A l’image, l’on voit certain·e·s membres de la troupe de Foreman, aux côtés de celui-ci, filmé·e·s par la cinéaste. Le monde représenté à l’écran est celui d’un pantomime. Un monde fait de gesticulations et d’artifices. Le monde réel se déforme ainsi presque totalement, débarrassé de ce qui le constitue habituellement.
Barking in the Dark : portrait cryptique de The Residents
Le deuxième film programmé, Barking in the Dark (2025), est un documentaire sur le groupe The Residents, basé à San Francisco. Un groupe de rock avant-gardiste, qui a connu son essor dans les années 70 et maintient l’anonymat de ses membres depuis ses débuts.
Héritier du dadaïsme, The Residents est un projet hybride qui mêle expérimentation musicale, technologique et performance. Les membres du groupe arborent tous un globe oculaire en guise de costume. Une façon pour eux de pointer du doigt le régime d’hyper-visibilité dans lequel baignent les artistes. Cette distance critique caractérise leur démarche et leur musique, qui n’a cessé de se fabriquer dans un geste réfléxif, voire méta.
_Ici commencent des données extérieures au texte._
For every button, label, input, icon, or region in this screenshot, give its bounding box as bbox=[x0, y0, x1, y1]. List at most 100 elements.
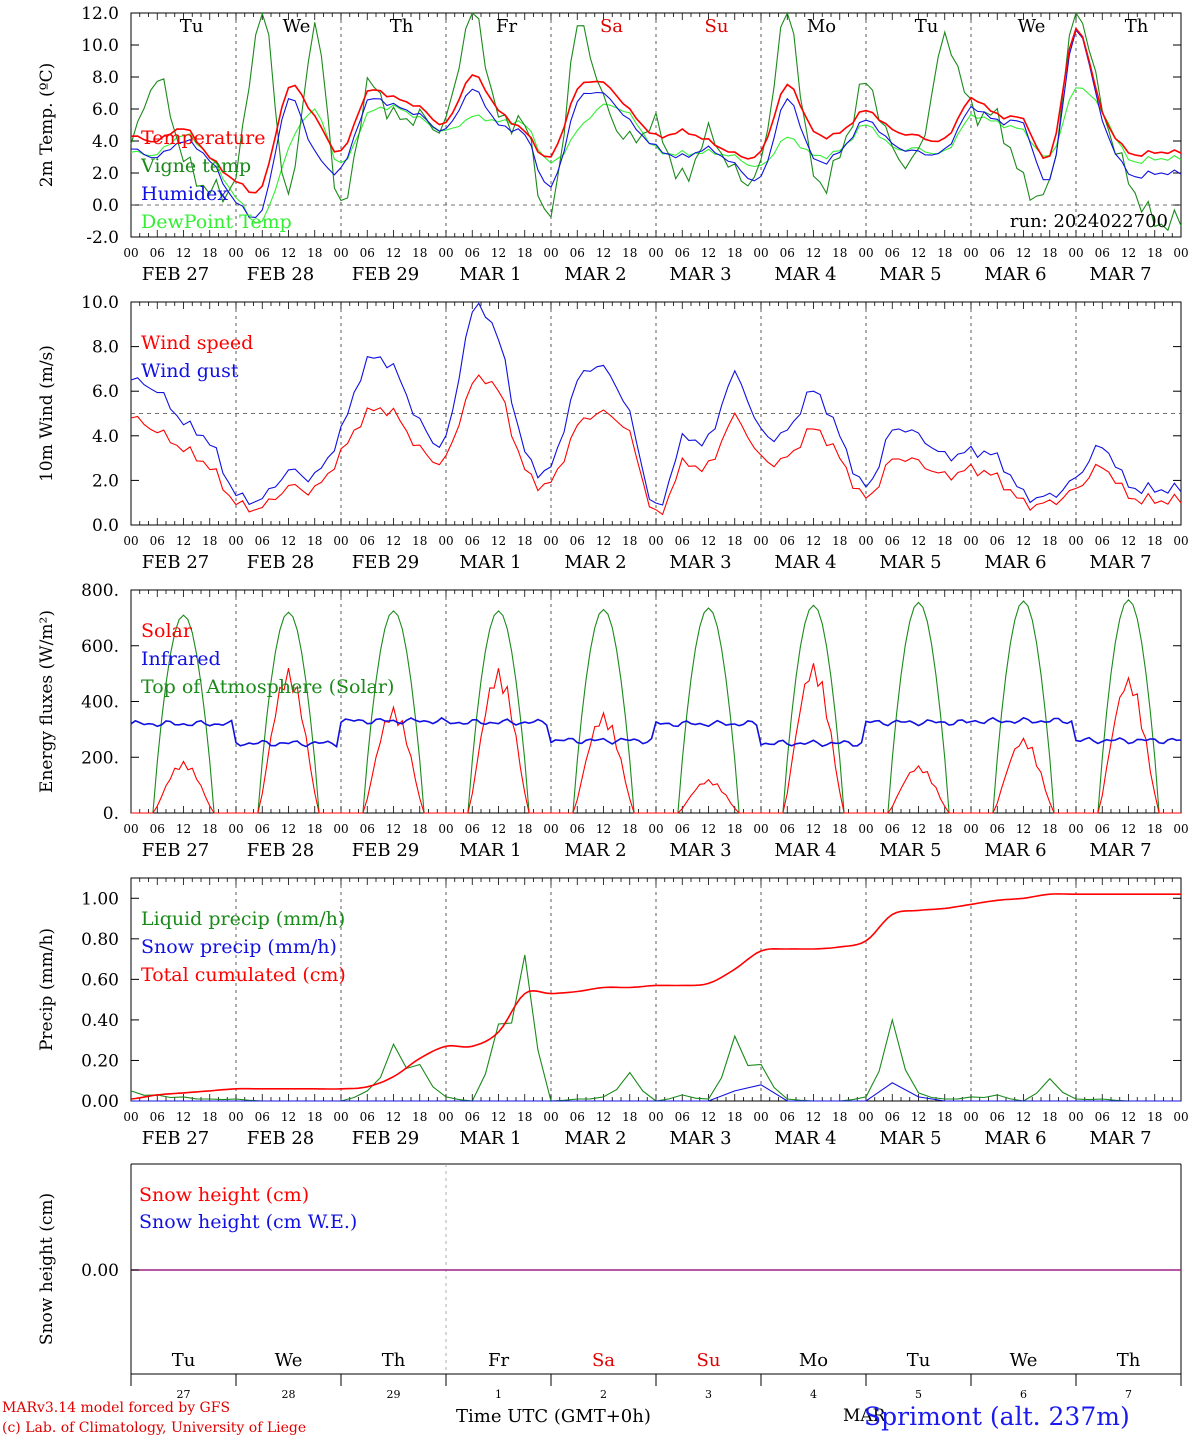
hour-tick-label: 12 bbox=[491, 534, 506, 548]
hour-tick-label: 18 bbox=[727, 1110, 742, 1124]
day-label: MAR 7 bbox=[1089, 840, 1151, 861]
hour-tick-label: 12 bbox=[176, 246, 191, 260]
y-tick-label: 4.0 bbox=[92, 427, 119, 447]
hour-tick-label: 18 bbox=[202, 1110, 217, 1124]
hour-tick-label: 12 bbox=[386, 1110, 401, 1124]
legend-entry: Vigne temp bbox=[140, 155, 251, 177]
hour-tick-label: 18 bbox=[1147, 1110, 1162, 1124]
hour-tick-label: 06 bbox=[885, 534, 900, 548]
hour-tick-label: 00 bbox=[333, 1110, 348, 1124]
hour-tick-label: 00 bbox=[753, 534, 768, 548]
legend-entry: DewPoint Temp bbox=[141, 211, 292, 233]
hour-tick-label: 06 bbox=[885, 1110, 900, 1124]
day-label: MAR 7 bbox=[1089, 552, 1151, 573]
hour-tick-label: 00 bbox=[858, 1110, 873, 1124]
weekday-label: Tu bbox=[180, 16, 204, 37]
day-label: MAR 1 bbox=[459, 840, 521, 861]
day-label: MAR 1 bbox=[459, 552, 521, 573]
hour-tick-label: 18 bbox=[937, 1110, 952, 1124]
hour-tick-label: 12 bbox=[701, 534, 716, 548]
hour-tick-label: 18 bbox=[727, 246, 742, 260]
day-label: FEB 29 bbox=[352, 840, 419, 861]
series-line bbox=[130, 11, 1182, 232]
weekday-label: Th bbox=[390, 16, 414, 37]
hour-tick-label: 12 bbox=[701, 822, 716, 836]
hour-tick-label: 12 bbox=[1016, 822, 1031, 836]
y-tick-label: 10.0 bbox=[81, 293, 119, 313]
hour-tick-label: 12 bbox=[911, 534, 926, 548]
legend-entry: Temperature bbox=[141, 127, 265, 149]
hour-tick-label: 00 bbox=[963, 534, 978, 548]
hour-tick-label: 18 bbox=[937, 822, 952, 836]
hour-tick-label: 00 bbox=[438, 534, 453, 548]
weekday-label: We bbox=[275, 1350, 303, 1371]
y-tick-label: 8.0 bbox=[92, 338, 119, 358]
hour-tick-label: 18 bbox=[727, 534, 742, 548]
y-tick-label: 0.60 bbox=[81, 970, 119, 990]
hour-tick-label: 18 bbox=[1042, 534, 1057, 548]
day-label: MAR 4 bbox=[774, 1128, 836, 1149]
legend-entry: Wind gust bbox=[141, 360, 239, 382]
hour-tick-label: 18 bbox=[937, 534, 952, 548]
hour-tick-label: 06 bbox=[780, 246, 795, 260]
hour-tick-label: 06 bbox=[885, 822, 900, 836]
hour-tick-label: 06 bbox=[1095, 1110, 1110, 1124]
hour-tick-label: 06 bbox=[360, 246, 375, 260]
hour-tick-label: 12 bbox=[176, 822, 191, 836]
weekday-label: Th bbox=[1117, 1350, 1141, 1371]
series-line bbox=[130, 29, 1182, 218]
hour-tick-label: 00 bbox=[123, 822, 138, 836]
hour-tick-label: 18 bbox=[517, 246, 532, 260]
model-credit: MARv3.14 model forced by GFS bbox=[2, 1400, 231, 1416]
day-number: 2 bbox=[600, 1388, 607, 1401]
hour-tick-label: 06 bbox=[360, 822, 375, 836]
weekday-label: We bbox=[1018, 16, 1046, 37]
hour-tick-label: 12 bbox=[176, 534, 191, 548]
snow-precip-line bbox=[131, 1082, 1181, 1102]
day-label: FEB 29 bbox=[352, 552, 419, 573]
y-tick-label: 0.00 bbox=[81, 1092, 119, 1112]
day-number: 27 bbox=[177, 1388, 191, 1401]
day-label: MAR 3 bbox=[669, 552, 731, 573]
y-axis-label: Precip (mm/h) bbox=[37, 928, 57, 1051]
hour-tick-label: 12 bbox=[911, 822, 926, 836]
hour-tick-label: 06 bbox=[255, 534, 270, 548]
legend-entry: Humidex bbox=[141, 183, 228, 205]
y-tick-label: 1.00 bbox=[81, 889, 119, 909]
hour-tick-label: 06 bbox=[255, 246, 270, 260]
hour-tick-label: 06 bbox=[570, 1110, 585, 1124]
hour-tick-label: 00 bbox=[228, 246, 243, 260]
hour-tick-label: 00 bbox=[963, 1110, 978, 1124]
y-tick-label: 400. bbox=[81, 693, 119, 713]
hour-tick-label: 12 bbox=[806, 534, 821, 548]
hour-tick-label: 06 bbox=[675, 1110, 690, 1124]
y-tick-label: 8.0 bbox=[92, 68, 119, 88]
hour-tick-label: 12 bbox=[491, 1110, 506, 1124]
day-number: 3 bbox=[705, 1388, 712, 1401]
y-tick-label: -2.0 bbox=[86, 228, 119, 248]
day-label: FEB 29 bbox=[352, 264, 419, 285]
hour-tick-label: 12 bbox=[596, 1110, 611, 1124]
y-axis-label: Snow height (cm) bbox=[37, 1193, 57, 1345]
station-label: Sprimont (alt. 237m) bbox=[864, 1402, 1130, 1431]
run-label: run: 2024022700 bbox=[1010, 211, 1168, 232]
weekday-label: Su bbox=[697, 1350, 721, 1371]
hour-tick-label: 12 bbox=[701, 246, 716, 260]
hour-tick-label: 00 bbox=[333, 534, 348, 548]
hour-tick-label: 06 bbox=[465, 822, 480, 836]
hour-tick-label: 18 bbox=[307, 822, 322, 836]
y-tick-label: 0.0 bbox=[92, 196, 119, 216]
series-line bbox=[130, 87, 1182, 224]
hour-tick-label: 12 bbox=[281, 534, 296, 548]
legend-entry: Infrared bbox=[141, 648, 221, 670]
day-number: 4 bbox=[810, 1388, 817, 1401]
hour-tick-label: 12 bbox=[176, 1110, 191, 1124]
total-cumulated-line bbox=[130, 893, 1181, 1100]
hour-tick-label: 12 bbox=[911, 246, 926, 260]
hour-tick-label: 00 bbox=[333, 246, 348, 260]
hour-tick-label: 12 bbox=[806, 822, 821, 836]
hour-tick-label: 00 bbox=[333, 822, 348, 836]
hour-tick-label: 06 bbox=[465, 534, 480, 548]
hour-tick-label: 00 bbox=[123, 534, 138, 548]
hour-tick-label: 18 bbox=[202, 246, 217, 260]
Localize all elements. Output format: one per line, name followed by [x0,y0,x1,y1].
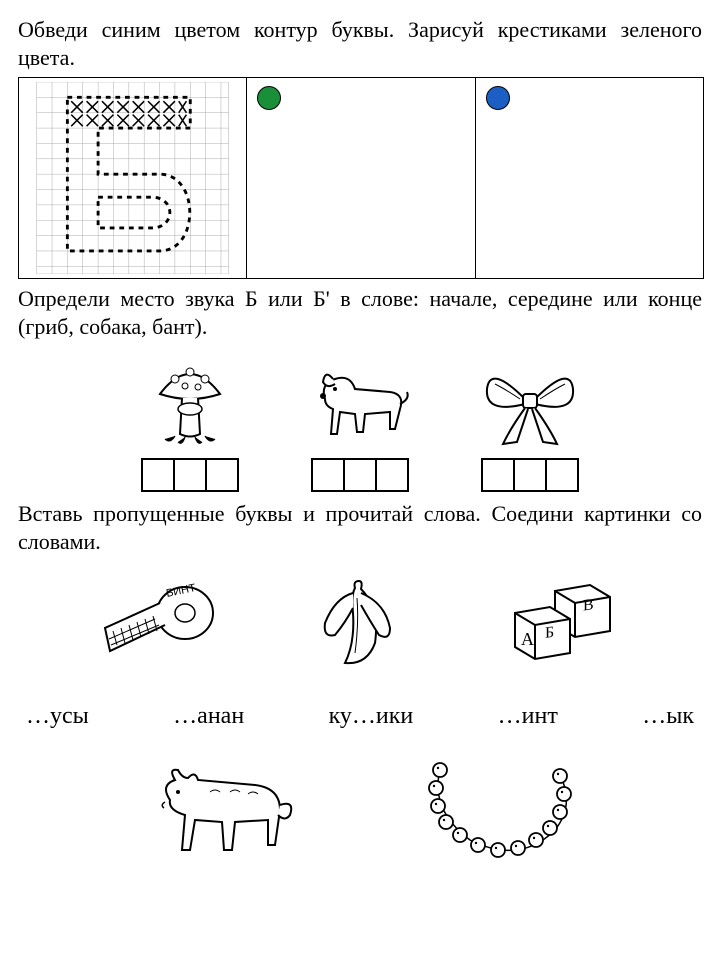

La conception esthétique et graphique du groupe est passée en revue avec l’ancien manager et directeur artistique Howard Flynn, qui se présente ici comme l’archiviste du groupe. Flynn nous montre de nombreux goodies et témoigne ainsi du goût prononcé des Residents pour le marketing. Un monde d’artefacts qui cristallise la nature cryptique du groupe, qui se diffracte à travers différents objets. À défaut de révéler leur véritable identité, le groupe n’aura cessé d’étoffer son univers esthétique et plastique. Le film est entrecoupé d’images d’archives et d’extraits de clips et de concerts, qui témoignent de ce foisonnement créatif.
Chez Marie Losier, l’outsider est celui ou celle qui renverse l’ordre du monde. À travers ces deux films, la cinéaste nous offre une porte d’entrée dans des univers où la créativité est mise au service d’une aventure expérimentale débordante, qui transcende les assignations.
Les films The Ontological Cowboy et Barking in the Dark seront diffusés le 6 juillet prochain au Forum des Images dans le cadre du cycle Outsiders : rebelles, visionnaires, excentriques, qui se tient jusqu’au 13 juillet. Le programme complet est à retrouver sur le site de la BPI.